Obama's address kicked off the 'Year of Strong Fathers, Strong Families' programme - set up to "do something about father absence". And it was during the promotion of this new idea that the President pointed the finger in gaming's direction.

"We know that every father has a personal responsibility to do right by their kids - to encourage them to turn off the video games and pick up a book; to teach them the difference between right and wrong; to show them through our own example the value in treating one another as we wish to be treated. And most of all, to play an active and engaged role in their lives," he said.

"But all of us have a stake in forging stronger bonds between fathers and their children. All of us can support those who are willing to step up and be father figures to those children growing up without a dad. And that's what the Year of Strong Fathers, Strong Families is all about."

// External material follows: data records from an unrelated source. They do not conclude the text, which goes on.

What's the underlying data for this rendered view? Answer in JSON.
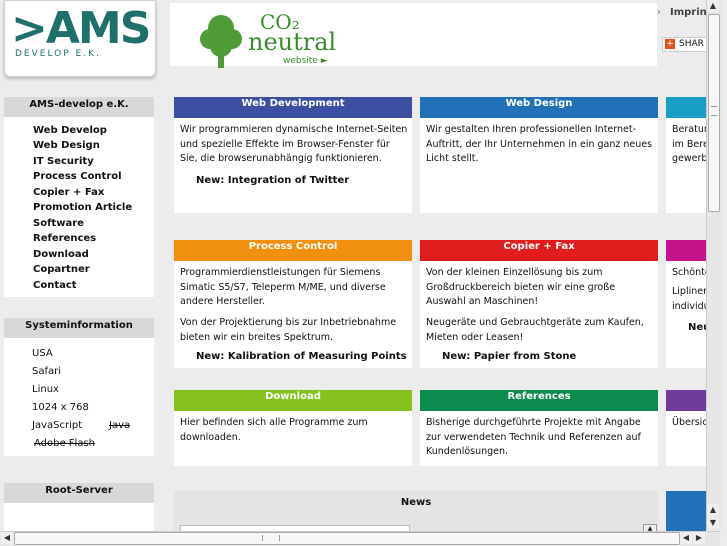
{
  "header": {
    "logo_text": ">AMS",
    "logo_sub": "DEVELOP E.K.",
    "co2_label": "CO₂",
    "neutral_label": "neutral",
    "website_label": "website ►",
    "imprint_arrow": "›",
    "imprint_label": "Imprint",
    "share_label": "SHAR",
    "share_icon": "+"
  },
  "sidebar": {
    "company_title": "AMS-develop e.K.",
    "items": [
      {
        "label": "Web Develop"
      },
      {
        "label": "Web Design"
      },
      {
        "label": "IT Security"
      },
      {
        "label": "Process Control"
      },
      {
        "label": "Copier + Fax"
      },
      {
        "label": "Promotion Article"
      },
      {
        "label": "Software"
      },
      {
        "label": "References"
      },
      {
        "label": "Download"
      },
      {
        "label": "Copartner"
      },
      {
        "label": "Contact"
      }
    ],
    "sysinfo_title": "Systeminformation",
    "sysinfo": {
      "country": "USA",
      "browser": "Safari",
      "os": "Linux",
      "resolution": "1024 x 768",
      "javascript": "JavaScript",
      "java": "Java",
      "flash": "Adobe Flash"
    },
    "root_server_title": "Root-Server"
  },
  "cards": {
    "web_development": {
      "title": "Web Development",
      "color": "#3c4fa0",
      "text": "Wir programmieren dynamische Internet-Seiten und spezielle Effekte im Browser-Fenster für Sie, die browserunabhängig funktionieren.",
      "new": "New: Integration of Twitter"
    },
    "web_design": {
      "title": "Web Design",
      "color": "#2270b8",
      "text": "Wir gestalten Ihren professionellen Internet-Auftritt, der Ihr Unternehmen in ein ganz neues Licht stellt."
    },
    "partial_1": {
      "color": "#1a9fc4",
      "line1": "Beratun",
      "line2": "im Bere",
      "line3": "gewerbl"
    },
    "process_control": {
      "title": "Process Control",
      "color": "#f0900e",
      "text1": "Programmierdienstleistungen für Siemens Simatic S5/S7, Teleperm M/ME, und diverse andere Hersteller.",
      "text2": "Von der Projektierung bis zur Inbetriebnahme bieten wir ein breites Spektrum.",
      "new": "New: Kalibration of Measuring Points"
    },
    "copier_fax": {
      "title": "Copier + Fax",
      "color": "#e01c1c",
      "text1": "Von der kleinen Einzellösung bis zum Großdruckbereich bieten wir eine große Auswahl an Maschinen!",
      "text2": "Neugeräte und Gebrauchtgeräte zum Kaufen, Mieten oder Leasen!",
      "new": "New: Papier from Stone"
    },
    "partial_2": {
      "color": "#c4148c",
      "line1": "Schönte",
      "line2": "Lipliner,",
      "line3": "individue",
      "new": "Neu"
    },
    "download": {
      "title": "Download",
      "color": "#86c21e",
      "text": "Hier befinden sich alle Programme zum downloaden."
    },
    "references": {
      "title": "References",
      "color": "#0d8a4e",
      "text": "Bisherige durchgeführte Projekte mit Angabe zur verwendeten Technik und Referenzen auf Kundenlösungen."
    },
    "partial_3": {
      "color": "#6f3a9a",
      "line1": "Übersic"
    },
    "news": {
      "title": "News"
    },
    "partial_4": {
      "color": "#2270b8"
    }
  }
}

He repeated the point in an Fathers' Day-themed op/ed in People magazine, where he wrote: "And every father can encourage his child to turn off the video games and pick up a book; to study hard and stay in school. Every father can pack a healthy lunch for his son, or go outside and play ball with his daughter."

It's not the first time Obama has discussed his nation's gaming habits. In 2009, he encouraged parents to get their kids to "step away from the video games and spend more time playing outside", whilst last year he raised concerns about gaming and technology "distracting" kids during their eduction.

And back in 2008, he asked the US to prevent video games from "raising your kids" - with a respectful nod to GTA IV.

However, he can see some upsides to gaming, too. Ten months ago he publicly applauded a scheme created to help US children forge a career in video games design.